The only difficulty I had in doing this was when I ran into one fiasco of a bug, owing to worse-than-poor documentation on the part of Unity. You can see, in the documentation for Graphics.DrawMeshInstanced, the documentation stating that "meshes are not culled by the view frustum." OK first off, a frustum is a geometric primitive that doesn't cull anything, and secondly, my meshes were in fact subject to undocumented and difficult-to-reverse-engineer frustum culling. It turns out that the way to control the volume that is checked during the frustum cull is to set the bounds parameter of the Piglet Mesh to the maximum possible bounds of the mesh you're truly drawing once everything has gone through your vertex shader. If you're like me, and you haven't played around with Unity's Mesh class extensively, and you didn't know that has a stateful bounding box member, I have likely saved you several hours. Unity, please fix this! You have powerful graphics capabilities now, but stuff like this will scare people away!
The optimal number of vertices to use for each instance is TBD, but I've found that between 100 and 1000 works quite well. I also don't have any performance measurements other than "just peachy."

If you're looking for a Unity project you can quickly download and play with, I'm afraid I don't have that. Fortunately, the talented Keijiro Takahashi has many. NoiseBall is a nice small example. Some exercises you can do with it are:
  • Replace the surface shader with a vertex and fragment shader.
  • Replace the call to DrawMeshInstancedIndirect with a call to DrawMeshInstanced
  • Increase the number of triangles per instance
  • Replace the position/normal buffers filled by NoiseBall2.compute with buffers filled by C# code.
  • Make a whole videogame

I hope this has been an informative learning adventure! Bookmark this blog and click it every month or so for updates. Or, follow me on twitter for more frequent and somewhat stupider updates.

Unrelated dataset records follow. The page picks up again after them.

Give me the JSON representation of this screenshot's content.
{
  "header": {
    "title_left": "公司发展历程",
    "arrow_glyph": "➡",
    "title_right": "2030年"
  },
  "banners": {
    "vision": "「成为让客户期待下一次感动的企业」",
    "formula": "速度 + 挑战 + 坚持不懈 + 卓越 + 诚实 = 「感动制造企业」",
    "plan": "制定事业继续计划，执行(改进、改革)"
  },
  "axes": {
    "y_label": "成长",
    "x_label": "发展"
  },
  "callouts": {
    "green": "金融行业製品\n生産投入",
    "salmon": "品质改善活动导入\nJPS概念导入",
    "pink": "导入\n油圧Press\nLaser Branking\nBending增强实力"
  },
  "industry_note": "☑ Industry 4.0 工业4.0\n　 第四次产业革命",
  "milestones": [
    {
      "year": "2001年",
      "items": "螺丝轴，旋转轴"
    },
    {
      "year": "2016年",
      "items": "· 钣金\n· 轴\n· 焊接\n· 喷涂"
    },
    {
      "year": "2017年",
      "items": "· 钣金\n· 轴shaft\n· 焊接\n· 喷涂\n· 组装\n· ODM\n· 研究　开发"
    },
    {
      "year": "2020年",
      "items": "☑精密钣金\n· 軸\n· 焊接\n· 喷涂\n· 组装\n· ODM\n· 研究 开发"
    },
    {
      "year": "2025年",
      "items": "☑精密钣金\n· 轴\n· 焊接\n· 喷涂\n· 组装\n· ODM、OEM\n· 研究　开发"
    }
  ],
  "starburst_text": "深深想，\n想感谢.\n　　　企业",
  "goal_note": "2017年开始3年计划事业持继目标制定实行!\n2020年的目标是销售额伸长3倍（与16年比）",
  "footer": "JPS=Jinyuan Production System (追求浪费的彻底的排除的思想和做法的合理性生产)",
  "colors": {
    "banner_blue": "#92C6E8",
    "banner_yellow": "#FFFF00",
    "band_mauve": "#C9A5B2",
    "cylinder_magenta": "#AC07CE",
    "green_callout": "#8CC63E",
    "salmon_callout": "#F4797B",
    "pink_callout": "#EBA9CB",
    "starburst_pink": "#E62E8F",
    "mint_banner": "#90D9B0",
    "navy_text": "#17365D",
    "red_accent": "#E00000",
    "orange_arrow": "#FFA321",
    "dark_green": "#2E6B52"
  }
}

*For first time readers: this blog details the development of a system to render lots of textured, grid-aligned cubes, like you might see in Minecraft. For technical reasons, I call them "Cubes" instead of voxels. I do not think this distinction is particularly important, but I'm tired of seeing this topic disrupt the IRCs I frequent.
**Side length of a cube within a cube-based game system. Partly for wordplay, partly because I think 1 cube length = 0.5 meters is a good scale to use.
***Ironically, this is one thing that stb_voxel_render does not allow you to store per-cube-face, though this is planned for a future release.